Dat Real Estate geen eigenaar is geworden vanwege het eigendomsvoorbehoud dat Bruynzeel heeft gemaakt, leidt niet tot de conclusie dat Real Estate geen bezitter te goeder trouw was. Dat zou pas het geval zijn indien Real Estate niet de bedoeling had de koopprijs te voldoen, maar dat is gesteld, noch gebleken. Real Estate heeft – in tegendeel – gesteld dat zij de koopprijs, middels verrekening van de door Posner Agencies aan Real Estate verschuldigde huurprijs, heeft voldaan. Dat Real Estate bedrijfsruimte aan Posner Agencies gratis ter beschikking stelde, is gesteld, noch gebleken, zodat aannemelijk is dat er ook daadwerkelijk wat te verrekenen was.
Nu het beslag van de bank eerder is gelegd dan het beslag van de SVB en artikel 8 van de LvI niet aan dat beslag in de weg staat, is de bank bevoegd haar vordering als eerste op de veilingopbrengst te verhalen en komt aan de SVB het eventueel restant toe.
Aangezien de vordering van de bank de veilingopbrengst overstijgt dient de primaire vordering te worden toegewezen.
De SVB dient als de in het ongelijk gestelde partij in de kosten van deze procedure, voor zover aan de zijde van de bank gevallen, te worden verwezen.

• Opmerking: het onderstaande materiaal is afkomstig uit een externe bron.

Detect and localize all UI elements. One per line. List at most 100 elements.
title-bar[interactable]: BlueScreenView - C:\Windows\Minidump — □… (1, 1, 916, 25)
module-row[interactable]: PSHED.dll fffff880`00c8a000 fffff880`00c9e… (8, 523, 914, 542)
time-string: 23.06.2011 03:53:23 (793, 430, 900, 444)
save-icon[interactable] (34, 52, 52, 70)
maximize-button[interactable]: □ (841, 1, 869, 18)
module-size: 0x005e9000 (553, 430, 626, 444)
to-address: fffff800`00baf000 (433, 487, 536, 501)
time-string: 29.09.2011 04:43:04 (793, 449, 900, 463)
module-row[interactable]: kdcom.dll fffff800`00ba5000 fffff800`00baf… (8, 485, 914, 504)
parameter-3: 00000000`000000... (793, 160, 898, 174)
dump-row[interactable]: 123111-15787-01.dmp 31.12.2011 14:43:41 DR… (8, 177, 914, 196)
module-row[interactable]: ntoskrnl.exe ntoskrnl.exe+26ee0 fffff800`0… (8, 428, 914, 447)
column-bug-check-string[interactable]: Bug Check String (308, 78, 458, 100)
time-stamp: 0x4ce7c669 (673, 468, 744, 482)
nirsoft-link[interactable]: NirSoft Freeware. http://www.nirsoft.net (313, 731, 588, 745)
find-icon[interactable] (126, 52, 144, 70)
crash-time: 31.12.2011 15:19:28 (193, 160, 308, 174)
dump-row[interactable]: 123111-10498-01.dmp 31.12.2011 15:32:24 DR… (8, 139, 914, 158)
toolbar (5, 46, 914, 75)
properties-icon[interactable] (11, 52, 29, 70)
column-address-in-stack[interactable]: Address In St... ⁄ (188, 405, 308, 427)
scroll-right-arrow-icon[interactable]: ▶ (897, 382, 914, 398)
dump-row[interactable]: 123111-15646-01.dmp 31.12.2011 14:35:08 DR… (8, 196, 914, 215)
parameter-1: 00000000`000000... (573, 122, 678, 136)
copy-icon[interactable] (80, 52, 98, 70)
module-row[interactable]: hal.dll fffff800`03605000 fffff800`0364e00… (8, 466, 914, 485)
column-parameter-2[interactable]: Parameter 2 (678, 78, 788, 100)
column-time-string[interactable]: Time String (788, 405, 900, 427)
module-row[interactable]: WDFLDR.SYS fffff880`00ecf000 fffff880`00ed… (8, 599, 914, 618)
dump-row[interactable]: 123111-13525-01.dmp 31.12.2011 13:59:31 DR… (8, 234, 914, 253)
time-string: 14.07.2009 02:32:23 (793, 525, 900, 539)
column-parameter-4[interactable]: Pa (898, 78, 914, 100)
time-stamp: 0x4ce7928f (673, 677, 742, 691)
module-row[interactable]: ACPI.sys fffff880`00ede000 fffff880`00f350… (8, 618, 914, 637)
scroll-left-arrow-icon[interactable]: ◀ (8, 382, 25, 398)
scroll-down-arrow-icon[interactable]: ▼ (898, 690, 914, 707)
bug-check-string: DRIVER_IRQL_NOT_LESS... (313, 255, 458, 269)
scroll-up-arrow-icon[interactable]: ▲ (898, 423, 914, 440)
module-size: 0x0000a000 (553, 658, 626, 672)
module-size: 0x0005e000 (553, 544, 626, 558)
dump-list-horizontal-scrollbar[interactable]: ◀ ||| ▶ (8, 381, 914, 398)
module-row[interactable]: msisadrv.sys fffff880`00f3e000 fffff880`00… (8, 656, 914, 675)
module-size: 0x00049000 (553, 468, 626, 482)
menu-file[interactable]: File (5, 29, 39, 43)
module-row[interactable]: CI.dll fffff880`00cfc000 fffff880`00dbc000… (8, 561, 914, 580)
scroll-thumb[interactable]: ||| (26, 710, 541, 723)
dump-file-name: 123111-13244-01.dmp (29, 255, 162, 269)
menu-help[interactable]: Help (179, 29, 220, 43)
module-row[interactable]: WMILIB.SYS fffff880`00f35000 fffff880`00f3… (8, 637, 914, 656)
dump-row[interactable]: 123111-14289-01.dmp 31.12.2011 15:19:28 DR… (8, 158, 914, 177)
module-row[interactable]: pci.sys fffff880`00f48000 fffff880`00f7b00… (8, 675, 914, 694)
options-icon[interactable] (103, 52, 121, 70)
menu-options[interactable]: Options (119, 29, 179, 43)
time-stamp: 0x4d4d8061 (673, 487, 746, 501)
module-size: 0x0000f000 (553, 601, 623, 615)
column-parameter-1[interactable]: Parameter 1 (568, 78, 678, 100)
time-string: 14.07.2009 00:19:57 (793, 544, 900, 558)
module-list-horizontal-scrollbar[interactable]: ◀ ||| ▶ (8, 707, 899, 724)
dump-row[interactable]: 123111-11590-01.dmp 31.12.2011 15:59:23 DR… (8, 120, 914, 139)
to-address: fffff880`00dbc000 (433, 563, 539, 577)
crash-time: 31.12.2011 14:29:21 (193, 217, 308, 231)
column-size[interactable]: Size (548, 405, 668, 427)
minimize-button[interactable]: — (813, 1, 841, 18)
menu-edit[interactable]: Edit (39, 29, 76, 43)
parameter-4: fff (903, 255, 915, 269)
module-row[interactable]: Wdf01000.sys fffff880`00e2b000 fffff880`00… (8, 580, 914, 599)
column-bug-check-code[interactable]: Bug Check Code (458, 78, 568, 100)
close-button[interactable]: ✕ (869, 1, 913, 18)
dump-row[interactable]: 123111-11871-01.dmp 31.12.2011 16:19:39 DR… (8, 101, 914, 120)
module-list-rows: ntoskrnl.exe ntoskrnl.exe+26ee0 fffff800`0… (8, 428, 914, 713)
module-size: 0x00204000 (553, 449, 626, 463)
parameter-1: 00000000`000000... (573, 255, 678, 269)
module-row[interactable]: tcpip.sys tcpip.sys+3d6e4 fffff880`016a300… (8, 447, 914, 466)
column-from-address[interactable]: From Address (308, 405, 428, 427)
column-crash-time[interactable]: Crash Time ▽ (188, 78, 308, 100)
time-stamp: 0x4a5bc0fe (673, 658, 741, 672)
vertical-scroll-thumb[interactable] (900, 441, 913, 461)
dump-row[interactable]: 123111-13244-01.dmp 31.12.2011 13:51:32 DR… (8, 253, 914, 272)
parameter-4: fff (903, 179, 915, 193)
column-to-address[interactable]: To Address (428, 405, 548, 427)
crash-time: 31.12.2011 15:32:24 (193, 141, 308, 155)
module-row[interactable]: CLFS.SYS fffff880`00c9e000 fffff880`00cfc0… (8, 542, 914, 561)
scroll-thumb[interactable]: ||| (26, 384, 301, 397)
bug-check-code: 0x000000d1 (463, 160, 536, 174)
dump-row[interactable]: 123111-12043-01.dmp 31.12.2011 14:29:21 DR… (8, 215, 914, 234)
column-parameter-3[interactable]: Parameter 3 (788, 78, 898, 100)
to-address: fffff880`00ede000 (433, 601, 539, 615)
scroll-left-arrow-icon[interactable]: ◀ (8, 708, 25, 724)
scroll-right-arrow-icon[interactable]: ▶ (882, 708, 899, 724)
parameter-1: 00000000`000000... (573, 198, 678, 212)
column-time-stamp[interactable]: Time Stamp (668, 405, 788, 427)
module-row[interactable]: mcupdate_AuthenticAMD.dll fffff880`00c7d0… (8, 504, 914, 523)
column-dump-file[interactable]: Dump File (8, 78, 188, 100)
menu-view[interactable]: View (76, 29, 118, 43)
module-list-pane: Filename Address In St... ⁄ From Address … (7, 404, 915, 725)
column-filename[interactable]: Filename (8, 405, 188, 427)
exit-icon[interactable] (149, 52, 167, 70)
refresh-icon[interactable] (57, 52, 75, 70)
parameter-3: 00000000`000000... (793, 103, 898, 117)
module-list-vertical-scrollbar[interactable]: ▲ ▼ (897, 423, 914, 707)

- veroordeelt de SVB aan de bank de veilingopbrengst te betalen, vermeerderd met de geaccumuleerde deposito rente en verminderd met de door de bank goed te keuren veilingkosten;
- veroordeelt de SVB in de kosten van deze procedure, voor zover aan de zijde van de bank gevallen en tot op heden begroot op NAf 2.825,38, waarvan NAf 2.200,- voor salaris gemachtigde;
- verklaart dit vonnis uitvoerbaar bij voorraad.
Dit vonnis is gewezen door mr. F.G.P.M. Spreuwenberg en in het openbaar uitgesproken op 24 november 2008.